Yesterday my almost-4yr-old spent his whole morning baking a cake for Ryler with my mom. Literally, the whole morning. And he decorated it too. And he nibbled off a few gummy bears and stole a couple m&m’s, and it was a little less than perfect but it WAS perfect because he had a ball and he was SO proud of his efforts. All for his younger brothers birthday… (sure, the sharing – or not – of Ryler’s presents this morning was not as adorable a task), but the LOVE.


This morning Ryler soaked.it.all.up. The balloons, the singing, the cake (oh the cake), the presents, the toys, the books and jelly beans. His face expressed it and his body exuded it. He knew he was loved. And actually, it didn’t matter, the ‘stuff’. Had it just been us, beaming with pride as we squeezed our little man full of birthday-ness, he would have known it full well, and just as well.

And so this morning, his unashamed and unreserved delight made me think deeper into what it means, and what a huge, huge blessing it is to BE loved. Feeling loved, and knowing one is loved is important (life changing really), but being loved. And we ARE loved. At the risk of getting all spiritual for those who do not follow the same faith we do… know, that you ARE loved.

he first loved us

And oh, if it is This Love that allows me to continue loving, then bring it on. Let us love: deep, wide, high, low, in joy, in sorrow, in confidence, in doubt.

Let us just LOVE.

Happy Birthday Ryler Cael. You are loved.

We are: We become in the space between

Theran and I chose Ryler’s name when I was 40+ weeks pregnant, and no earlier. Had he been prem, he would have been extremely name-less. Friends forced babysitting services upon us and we landed up at a dessert spot down the road with coffee and cake and our ‘notes’ (not lists, notes). These included a billion pieces of paper with different words, in different languages, different meanings and parts broken up into different understandings with the majority of it all involving a generous amount of creative license.

You see, names are a pretty big deal in our family.

We had been in a season of very, very rich and beautiful community, the kind that changes who you are – the Ubuntu kind. We had lived amongst a community so intertwined and raw, so desperately loved and needing of each other, so open and real, we had changed. We lived amongst beauty, amongst hope and amongst struggle. We’d paid each other rent when we were out of jobs, we spotted each other’s coffee, textbooks and specials at The GAP. We cried, loved, laughed, and laboured together (literally, the baby-being-born kind). We had shared the heartbreak of miscarriage and sick parents and the joys of new life, dreams fulfilled and half marathons completed. It wasn’t so much the big stuff that changed us, although obviously it does, but it was that space in between. The space in between the first coffee and the second on a good friends’ couch or the taste of delicately flavoured food between mouthfuls. It’s the sound of the music between the notes.

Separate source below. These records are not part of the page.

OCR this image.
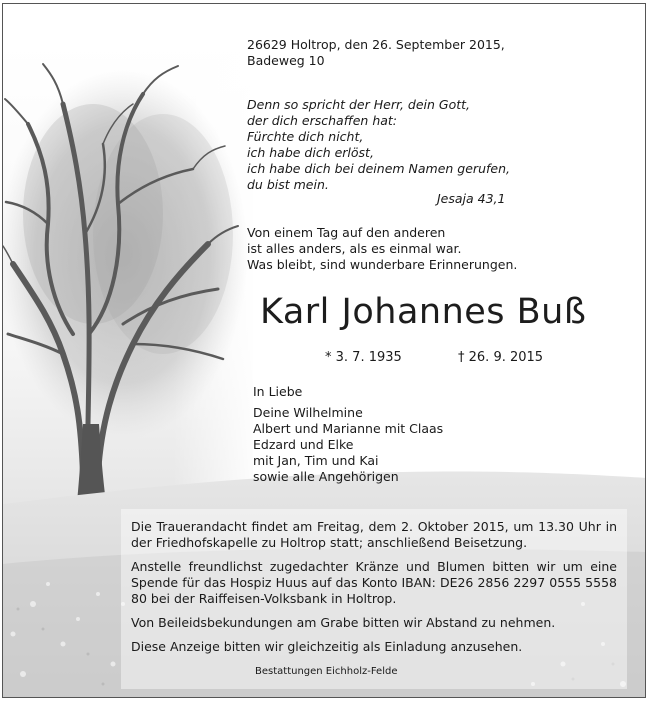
26629 Holtrop, den 26. September 2015,
Badeweg 10
Denn so spricht der Herr, dein Gott,
der dich erschaffen hat:
Fürchte dich nicht,
ich habe dich erlöst,
ich habe dich bei deinem Namen gerufen,
du bist mein.
Jesaja 43,1
Von einem Tag auf den anderen
ist alles anders, als es einmal war.
Was bleibt, sind wunderbare Erinnerungen.
Karl Johannes Buß
* 3. 7. 1935	† 26. 9. 2015
In Liebe
Deine Wilhelmine
Albert und Marianne mit Claas
Edzard und Elke
mit Jan, Tim und Kai
sowie alle Angehörigen
Die Trauerandacht findet am Freitag, dem 2. Oktober 2015, um 13.30 Uhr in der Friedhofskapelle zu Holtrop statt; anschließend Beisetzung.
Anstelle freundlichst zugedachter Kränze und Blumen bitten wir um eine Spende für das Hospiz Huus auf das Konto IBAN: DE26 2856 2297 0555 5558 80 bei der Raiffeisen-Volksbank in Holtrop.
Von Beileidsbekundungen am Grabe bitten wir Abstand zu nehmen.
Diese Anzeige bitten wir gleichzeitig als Einladung anzusehen.
Bestattungen Eichholz-Felde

The spaces (the points of time) between the beats of a heart is when the blood is forcably pushed into the new ventricle or atrium. It’s that space. It’s not the beat itself that is the big deal, but that time in-between, when the blood gets to where it’s going and does its job. Sure, it needs the heart to beat to do it, and the heart receives due credit, but the movement of the blood doesn’t get a pat on the shoulder when it does. But that’s when the magic happens.

Think about your in-between.

And so on April 29th 2014, just before 7am, after a beautifully real and intense labour (another significant space between), and water birth, Ryler Cael became Ryler Cael – We are : We become in the space between. We are, because YOU are.

And so to our dear Ryler – may you become an inspirer, a community builder, an intentionally relational being, an arm-lifter of the weak.

And as his daddy said to him on the day he was born, ‘the love is in the space between us; you’ll always be safe there’.